Köylünün elektrik borcu mu? “Sileriz...”
Mazot mu? “Ondan kolay ne var... Fiyatını düşürürüz...”
Bu “vaatler kalemi” ister istemez “kaynak” sorununu gündeme getiriyor, “Kemal Bey bu parayı nerden bulacak?” türünden sorulara yol açıyordu ama doğru soru şu olmalıydı bence: “Kimin parasını kime dağıtıyorsun?”
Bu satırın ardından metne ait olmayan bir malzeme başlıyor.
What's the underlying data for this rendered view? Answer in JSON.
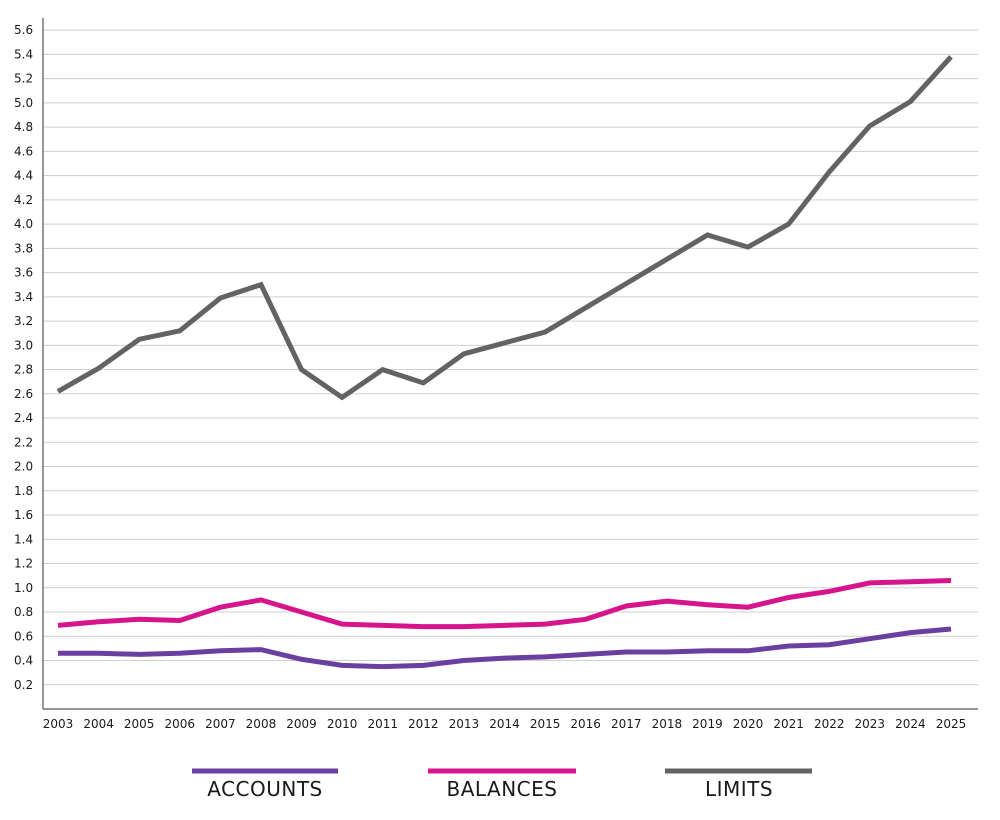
{
  "chart_data": {
    "type": "line",
    "title": "",
    "xlabel": "",
    "ylabel": "",
    "ylim": [
      0,
      5.7
    ],
    "y_ticks": [
      "0.2",
      "0.4",
      "0.6",
      "0.8",
      "1.0",
      "1.2",
      "1.4",
      "1.6",
      "1.8",
      "2.0",
      "2.2",
      "2.4",
      "2.6",
      "2.8",
      "3.0",
      "3.2",
      "3.4",
      "3.6",
      "3.8",
      "4.0",
      "4.2",
      "4.4",
      "4.6",
      "4.8",
      "5.0",
      "5.2",
      "5.4",
      "5.6"
    ],
    "x": [
      "2003",
      "2004",
      "2005",
      "2006",
      "2007",
      "2008",
      "2009",
      "2010",
      "2011",
      "2012",
      "2013",
      "2014",
      "2015",
      "2016",
      "2017",
      "2018",
      "2019",
      "2020",
      "2021",
      "2022",
      "2023",
      "2024",
      "2025"
    ],
    "grid": true,
    "legend_position": "bottom",
    "series": [
      {
        "name": "ACCOUNTS",
        "color": "#6a3fa0",
        "values": [
          0.46,
          0.46,
          0.45,
          0.46,
          0.48,
          0.49,
          0.41,
          0.36,
          0.35,
          0.36,
          0.4,
          0.42,
          0.43,
          0.45,
          0.47,
          0.47,
          0.48,
          0.48,
          0.52,
          0.53,
          0.58,
          0.63,
          0.66
        ]
      },
      {
        "name": "BALANCES",
        "color": "#d6148c",
        "values": [
          0.69,
          0.72,
          0.74,
          0.73,
          0.84,
          0.9,
          0.8,
          0.7,
          0.69,
          0.68,
          0.68,
          0.69,
          0.7,
          0.74,
          0.85,
          0.89,
          0.86,
          0.84,
          0.92,
          0.97,
          1.04,
          1.05,
          1.06
        ]
      },
      {
        "name": "LIMITS",
        "color": "#636366",
        "values": [
          2.62,
          2.81,
          3.05,
          3.12,
          3.39,
          3.5,
          2.8,
          2.57,
          2.8,
          2.69,
          2.93,
          3.02,
          3.11,
          3.31,
          3.51,
          3.71,
          3.91,
          3.81,
          4.0,
          4.43,
          4.81,
          5.01,
          5.38
        ]
      }
    ]
  }
}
Kamu kesesinden istihdam yaratabilirsin...
Bir çözümdür.
Nitekim, bir konuşmasında, “İktidara geldiklerinde, bazı işletmeleri özelleştirmeden muaf tutacaklarını” söylemişti... Dünyanın 40’lı yıllarda terk ettiği “devlet kapitalizmi” uygulamasına işlerlik kazandırarak, “kamu sübvansiyonlarıyla” işsize maaş dağıtacak. Yani, batıracak... Sovyet Rusya bile batmıştı, “cennet vallahi” dedikleri İsveç bile batmıştı da, kurtuluşu Kemal’lerini ayıklayıp “serbest piyasa ekonomisine” dönmekte bulmuşlardı.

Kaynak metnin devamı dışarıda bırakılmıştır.